The Art of Algorithm Tuning: Why Optimization Still Matters
When I first laid hands on “Programming Pearls” by Jon Bentley a unique guide into the world of coding, I was a mere 10/11-year-old. This gift came from my uncle, who was kind of responding to my budding passion for programming. I recall delving into its pages with breathless anticipation, exploring the art of refining algorithms, uncovering secrets to enhance computational prowess, and learning about crafting algorithms with both elegance and efficiency. Each chapter, a new breath of knowledge, filled me with an excitement only a young person could understand. Maybe I didn’t understand everything in terms of coding, but I remember the great stories, associated with the book.
But a few years later (pre-internet era), seeing how far computer technology had advanced, I remember began to doubt the point of these optimisations. After all, we have faster and faster processors, more memory, better compilers - does anyone else bother with minor tweaks to inefficient bits of code?
Now I think back to a lesson in ‘Programming Pearls’ in the age of big data. When we are processing terabytes of data on thousands of servers, every optimisation matters.

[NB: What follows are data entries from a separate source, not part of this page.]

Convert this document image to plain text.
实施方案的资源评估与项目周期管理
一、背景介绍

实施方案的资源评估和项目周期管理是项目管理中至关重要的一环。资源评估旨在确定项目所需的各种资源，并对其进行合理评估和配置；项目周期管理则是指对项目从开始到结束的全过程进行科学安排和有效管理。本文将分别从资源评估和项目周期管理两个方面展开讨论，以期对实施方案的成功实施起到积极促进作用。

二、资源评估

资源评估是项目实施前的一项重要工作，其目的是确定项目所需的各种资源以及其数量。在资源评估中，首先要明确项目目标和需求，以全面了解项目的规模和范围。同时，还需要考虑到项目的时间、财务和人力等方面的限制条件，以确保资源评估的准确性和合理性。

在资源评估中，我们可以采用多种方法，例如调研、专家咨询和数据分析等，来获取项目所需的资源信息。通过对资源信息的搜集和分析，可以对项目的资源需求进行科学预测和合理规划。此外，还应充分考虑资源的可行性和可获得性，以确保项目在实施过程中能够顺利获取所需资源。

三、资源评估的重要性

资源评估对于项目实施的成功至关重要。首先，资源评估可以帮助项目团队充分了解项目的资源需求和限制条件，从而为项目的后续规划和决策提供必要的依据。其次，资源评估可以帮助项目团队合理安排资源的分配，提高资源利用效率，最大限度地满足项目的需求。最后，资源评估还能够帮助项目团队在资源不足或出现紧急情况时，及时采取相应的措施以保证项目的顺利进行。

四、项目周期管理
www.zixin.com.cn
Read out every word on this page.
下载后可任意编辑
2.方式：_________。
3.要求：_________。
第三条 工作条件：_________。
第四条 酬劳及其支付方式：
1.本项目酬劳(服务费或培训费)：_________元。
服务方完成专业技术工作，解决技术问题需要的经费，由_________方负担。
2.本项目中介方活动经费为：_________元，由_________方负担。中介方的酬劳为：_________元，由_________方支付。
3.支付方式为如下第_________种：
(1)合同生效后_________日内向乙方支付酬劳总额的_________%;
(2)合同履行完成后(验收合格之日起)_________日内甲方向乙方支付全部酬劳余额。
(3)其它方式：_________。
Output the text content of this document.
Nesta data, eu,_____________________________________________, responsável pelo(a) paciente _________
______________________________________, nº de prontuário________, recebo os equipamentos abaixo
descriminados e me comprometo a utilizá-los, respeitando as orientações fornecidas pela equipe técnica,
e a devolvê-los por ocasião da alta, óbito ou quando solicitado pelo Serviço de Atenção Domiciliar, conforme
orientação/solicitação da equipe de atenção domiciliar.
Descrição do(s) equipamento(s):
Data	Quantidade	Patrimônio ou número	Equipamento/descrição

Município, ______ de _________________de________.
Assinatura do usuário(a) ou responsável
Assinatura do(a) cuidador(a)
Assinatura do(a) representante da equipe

Take the algorithm that controls an autonomous vehicle. It processes gigabytes of sensor data every second. Improving it by 1% can significantly ease the burden on the system and translate into real savings.
Similarly, AI algorithms trained on huge data sets. A minor optimisation that reduces learning time by 1 day, at the scale of a technology company, allows a new product to be rolled out faster and gain a competitive advantage.
In the world of big data, there are no limits to how much we can optimize things. Even the fastest computers have limitations. This is why the teachings contained in ‘Programming Pearls’ are gaining new relevance. They allow us to make better use of the resources in a world overtaken by growing data.